Pen and ink on paper slowly dries out over time. By determining the dryness of the ink, the expert can tell you if the ink was applied recently or long ago. It requires that a small sample be removed from the print, expert laboratory testing, and there will be a cost, but this test will give evidence as to whether the printing on a questioned print was done long ago or recently. This test is simple has often been used to identify recent forgeries in court, especially of handwritten letters and documents.
* About all those Reproduction Tin Signs. In the 1980s and 90s there were a plethora of old fashioned-style metal signs fantasy items and reproductions, including of sports themes– baseball star Joe Jackson equipment, Ted Williams Root Beer, etc. They were sold as reproductions not originals, though identity and age is often lost in the over the years shuffle.

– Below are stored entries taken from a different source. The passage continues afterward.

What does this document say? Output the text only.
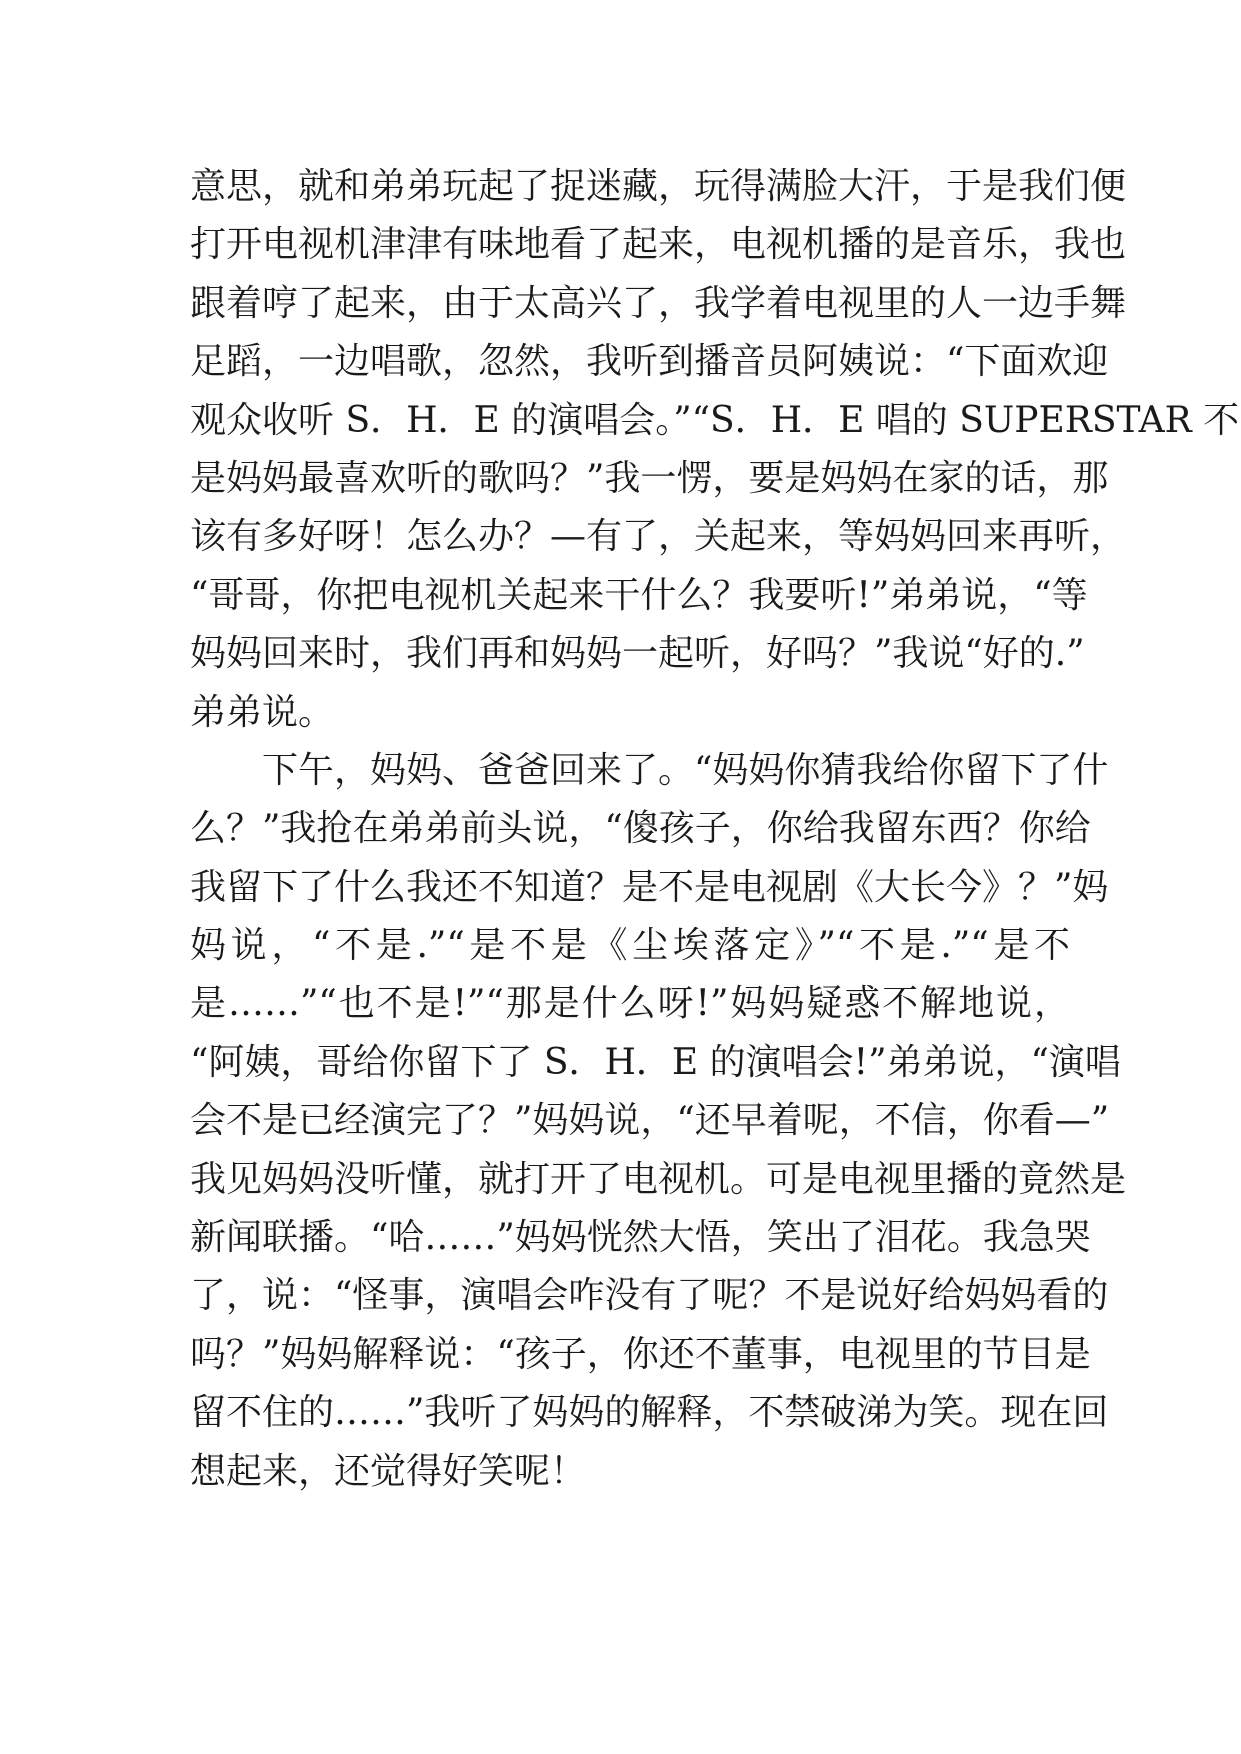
意思，就和弟弟玩起了捉迷藏，玩得满脸大汗，于是我们便
打开电视机津津有味地看了起来，电视机播的是音乐，我也
跟着哼了起来，由于太高兴了，我学着电视里的人一边手舞
足蹈，一边唱歌，忽然，我听到播音员阿姨说：“下面欢迎
观众收听 S．H．E 的演唱会。”“S．H．E 唱的 SUPERSTAR 不
是妈妈最喜欢听的歌吗？”我一愣，要是妈妈在家的话，那
该有多好呀！怎么办？—有了，关起来，等妈妈回来再听，
“哥哥，你把电视机关起来干什么？我要听!”弟弟说，“等
妈妈回来时，我们再和妈妈一起听，好吗？”我说“好的.”
弟弟说。
下午，妈妈、爸爸回来了。“妈妈你猜我给你留下了什
么？”我抢在弟弟前头说，“傻孩子，你给我留东西？你给
我留下了什么我还不知道？是不是电视剧《大长今》？”妈
妈说，“不是.”“是不是《尘埃落定》”“不是.”“是不
是……”“也不是!”“那是什么呀!”妈妈疑惑不解地说，
“阿姨，哥给你留下了 S．H．E 的演唱会!”弟弟说，“演唱
会不是已经演完了？”妈妈说，“还早着呢，不信，你看—”
我见妈妈没听懂，就打开了电视机。可是电视里播的竟然是
新闻联播。“哈……”妈妈恍然大悟，笑出了泪花。我急哭
了，说：“怪事，演唱会咋没有了呢？不是说好给妈妈看的
吗？”妈妈解释说：“孩子，你还不董事，电视里的节目是
留不住的……”我听了妈妈的解释，不禁破涕为笑。现在回
想起来，还觉得好笑呢！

These reproductions were lithographs produced in large numbers. There is a large upfront cost to making lithographs– making the designs, original art, setting up printing press, etc.– and a large print run is required to lower the cost per sign. These reproductions were made before digital technology made things easier to design and inexpensive to print in small runs.
The key is these reproductions are all over the place, found for sale and auction regularly online and at antique stores, and the potential buyer who looks or asks around would know this.
Original antique signs are very limited in number, often with only a handful or fewer of a particular example known to exist and it will be easy to identify if they have been mass reproduced.
It is also important to note that the reproductions are often of a standard modern size, and the originals are often in a different size. If yours is of different size than the plentiful reprints, that is a sign yours might be original, or at least isn’t one of those mass reprints.
A last note on poster and sign reproductions is that many repros today are digital, many made on home computer printers. As these are often made from images taken from the internet and blown up into large size, the images are often of noticeably lesser quality, even when viewing an online auction on your computer at home. An original chomolithograph advertising poster or sign usually had highest quality graphics, with bright colors and exquisite detail. A cheap reproduction will often have washed out colors and muted details.
Original color lithography retained its bright colors and detail if stored well, and many are surprised at how bright the colors are on an antique original. In fact, some new collectors can be worried they own a reprint because the graphics look so bright and new.
* One giveaway of some modern fantasy pieces is the modern text font. Brian Wentz of BMW cards taught me this tip. The font used is modern forgeries often didn’t exist in the antique period. When authenticating a valuable and unique 1915 Babe Ruth premium, one thing I did was to verify that the text font had been used in the circa 1915 period by looking online at other prints from the period. A maker of those modern ‘old fashioned’ tin signs (sold as reproductions not originals) said he had to use modern fonts, because he was unable to recreate the original fonts.
* Judging authenticity is rarely done in a vacuum. For the collector, making judgments is usually done within a context. Usually the context is deciding whether or not to purchase and how much to pay.
A knowledgeable collector might take a wild chance on a foreign print if the price is $15 and it will look sharp on the wall, but pass if the price is $500. A collector might purchase an unfamiliar print if he knows the seller to be knowledgeable, but wouldn’t give it a second glance if the seller had a reputation for selling fakes.
For the collector it is best to start by purchasing inexpensive items, whether you are buying prints, autographs or any memorabilia.
Leave the thousand dollars purchases for a later day. All beginners make mistakes, whether it’s overvaluing something or accidentally purchasing a reprint or altered print. Accidentally purchasing a reprint for $5 is a good learning experience. Accidentally purchasing a fake for $5,000 can be a disaster.